9. Incidence of tax on sale

(1) Subject to the other provisions of this Act, with effect from the appointed day,-

    (a) every dealer-

      (i) who has been liable immediately before the appointed day to pay tax under section 4 or section 8 of the Bengal Finance (Sales Tax) Act, 1941, (Ben. Act VI of 1941) and who would have continued to be so liable on such appointed day under that Act had this Act not come into force, or

      (ii) whose gross turnover during a year first exceeds the taxable quantum as applicable to him under the Bengal Finance (Sales Tax) Act, 1941, on the day immediately preceding the appointed day,

    (b) every dealer registered under the West Bengal Sales Tax Act, 1954, (West Ben. Act IV of 1954) who is in possession of a registration certificate under that Act on the day immediately before the appointed day, and to whom clause (a) does not apply, and

    (c) every dealer registered under the West Bengal Motor Spirit Sales Tax Act, 1974, (West Ben. Act XI of 1974) who is in possession of a registration certificate under that Act on the day immediately before the appointed day, and to whom clause (a) or clause (b) does not apply,

shall be liable to pay tax under this Act on all sales, other than those referred to in section 15, effected on or after the appointed day.

(2) Every dealer to whom sub-section (1) does not apply shall, if his gross turnover of sales calculated from the commencement of any year exceeds the taxable quantum at any time within such year, be liable to pay tax under this Act on all sales, other than those referred to in section 15, effected on and from the date immediately following the day on which such gross turnover of sales first exceeds the taxable quantum.

(3) In this Act the expression "taxable quantum" means,-

    (a) in relation to any dealer who imports for sale any goods, other than those specified in Schedule IV, into West Bengal, 30,000 rupees ; or

    (c) in relation to any dealer who manufactures or produces any goods, other than those specified in Schedule IV for sale, 1,00,000 rupees ; or

    (e) in relation to any other dealer, 5,00,000 rupees, excluding turnover of sales of goods specified in Schedule IV.

(4) Every dealer who has become liable to pay tax under sub-section (1) or sub-section (2) shall continue to be so liable until the expiry of three consecutive years, during each of which his gross turnover of sales has failed to exceed the taxable quantum, and such further period after the date of such expiry as may be prescribed, and on the expiry of this later period his liability to pay tax under sub-section (1) or sub-section (2) shall cease.

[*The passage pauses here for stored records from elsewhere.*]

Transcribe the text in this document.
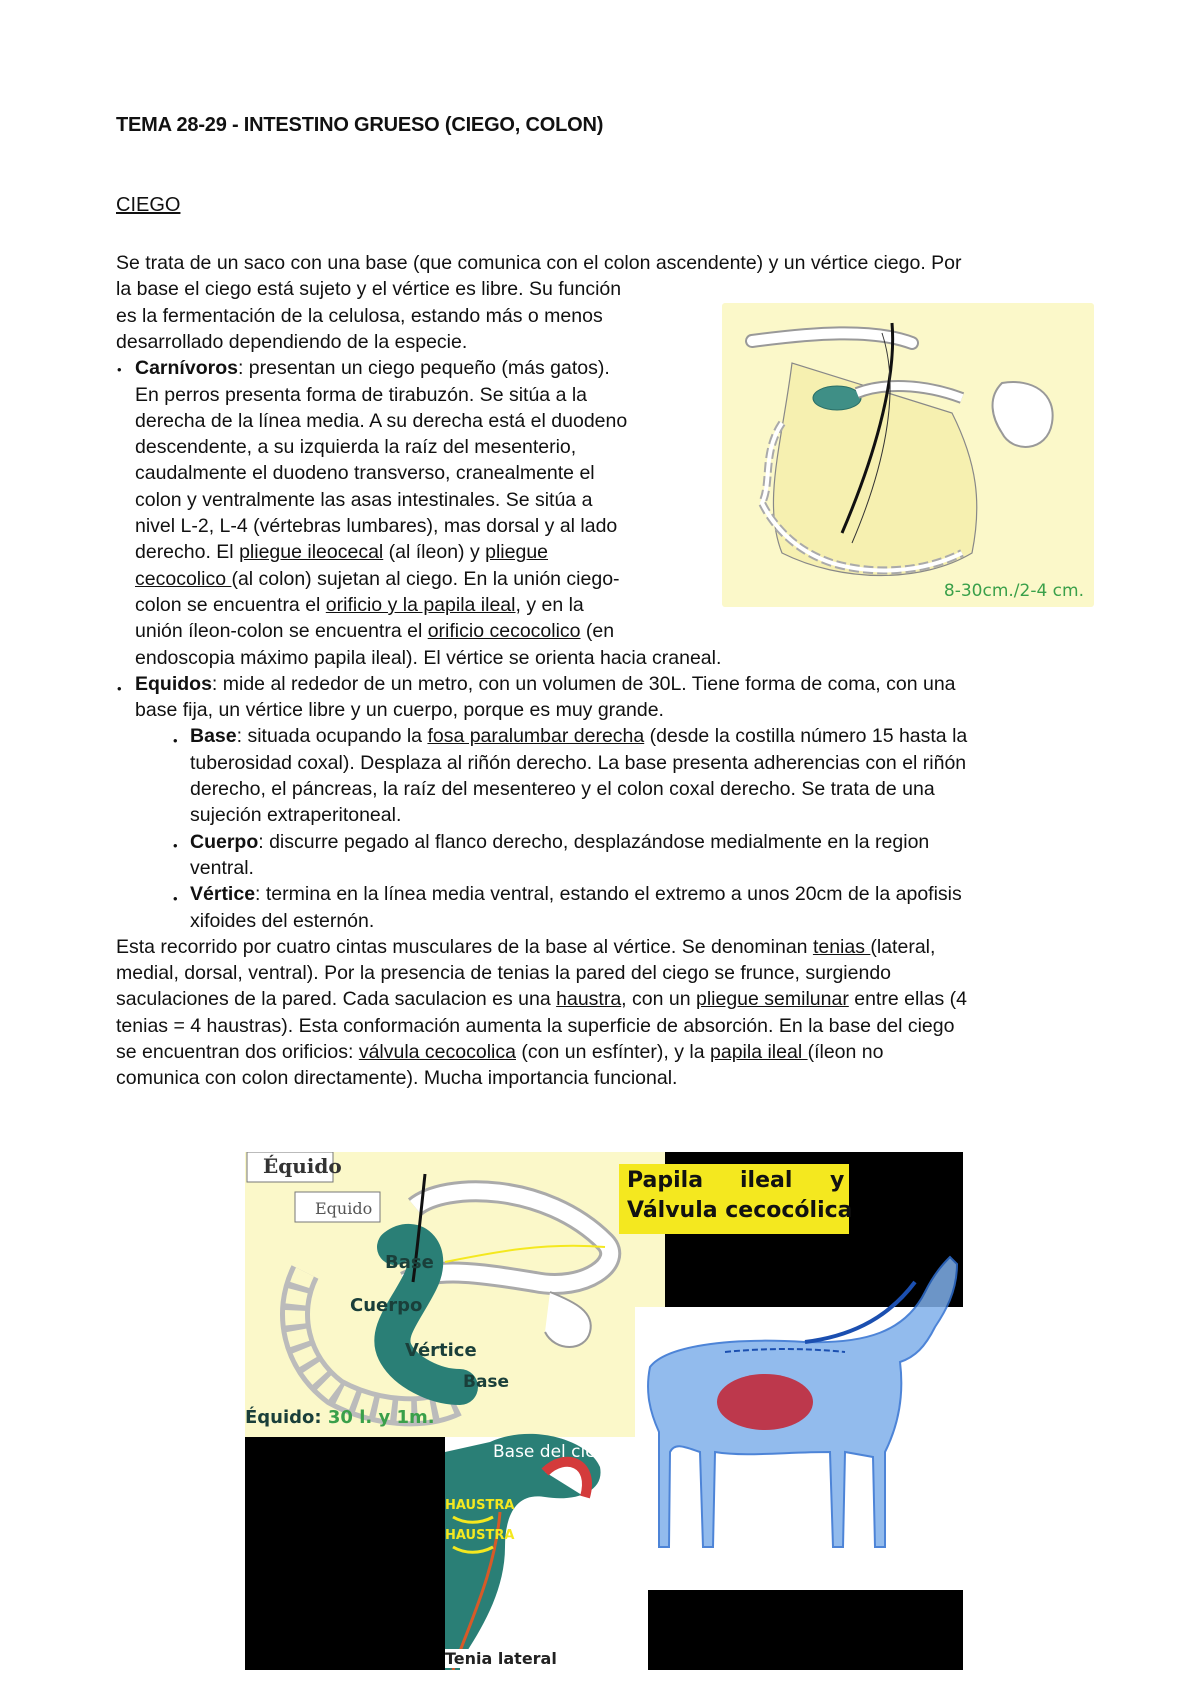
TEMA 28-29 - INTESTINO GRUESO (CIEGO, COLON)
CIEGO
Se trata de un saco con una base (que comunica con el colon ascendente) y un vértice ciego. Por
la base el ciego está sujeto y el vértice es libre. Su función
es la fermentación de la celulosa, estando más o menos
desarrollado dependiendo de la especie.
Carnívoros: presentan un ciego pequeño (más gatos).
En perros presenta forma de tirabuzón. Se sitúa a la
derecha de la línea media. A su derecha está el duodeno
descendente, a su izquierda la raíz del mesenterio,
caudalmente el duodeno transverso, cranealmente el
colon y ventralmente las asas intestinales. Se sitúa a
nivel L-2, L-4 (vértebras lumbares), mas dorsal y al lado
derecho. El pliegue ileocecal (al íleon) y pliegue
cecocolico (al colon) sujetan al ciego. En la unión ciego-
colon se encuentra el orificio y la papila ileal, y en la
unión íleon-colon se encuentra el orificio cecocolico (en
endoscopia máximo papila ileal). El vértice se orienta hacia craneal.
Equidos: mide al rededor de un metro, con un volumen de 30L. Tiene forma de coma, con una
base fija, un vértice libre y un cuerpo, porque es muy grande.
Base: situada ocupando la fosa paralumbar derecha (desde la costilla número 15 hasta la
tuberosidad coxal). Desplaza al riñón derecho. La base presenta adherencias con el riñón
derecho, el páncreas, la raíz del mesentereo y el colon coxal derecho. Se trata de una
sujeción extraperitoneal.
Cuerpo: discurre pegado al flanco derecho, desplazándose medialmente en la region
ventral.
Vértice: termina en la línea media ventral, estando el extremo a unos 20cm de la apofisis
xifoides del esternón.
Esta recorrido por cuatro cintas musculares de la base al vértice. Se denominan tenias (lateral,
medial, dorsal, ventral). Por la presencia de tenias la pared del ciego se frunce, surgiendo
saculaciones de la pared. Cada saculacion es una haustra, con un pliegue semilunar entre ellas (4
tenias = 4 haustras). Esta conformación aumenta la superficie de absorción. En la base del ciego
se encuentran dos orificios: válvula cecocolica (con un esfínter), y la papila ileal (íleon no
comunica con colon directamente). Mucha importancia funcional.
•
•
•
•
•
8-30cm./2-4 cm.
Équido
Equido
Papila ileal y
Válvula cecocólica
Base
Cuerpo
Vértice
Base
Équido: 30 l. y 1m.
Base del ciego
HAUSTRA
HAUSTRA
Tenia lateral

EXPLANATION.- For the purposes of sub-section (4), in computing the period of three consecutive years in respect of a dealer who has become liable to pay tax under sub-section (1), the year or years which expired before the appointed day during which or each of which the gross turnover failed to exceed the taxable quantum referred to in the Bengal Finance (Sales Tax) Act, 1941, shall be included.

(5) Every dealer whose liability to pay tax under sub-section (1) or sub-section (2) has ceased under sub-section (4), shall, if his gross turnover of sales calculated from the commencement of any year again exceeds the taxable quantum at any time within such year, be liable to pay such tax on all sales, other than those referred to in section 15 effected on and from the date immediately following the day on which such gross turnover of sales again first exceeds the taxable quantum.

(6) The Commissioner shall, after making such enquiry as he may think necessary and after giving the dealer an opportunity of being heard, fix the date on and from which such dealer shall become liable to pay tax under sub-section (2) or sub-section (5).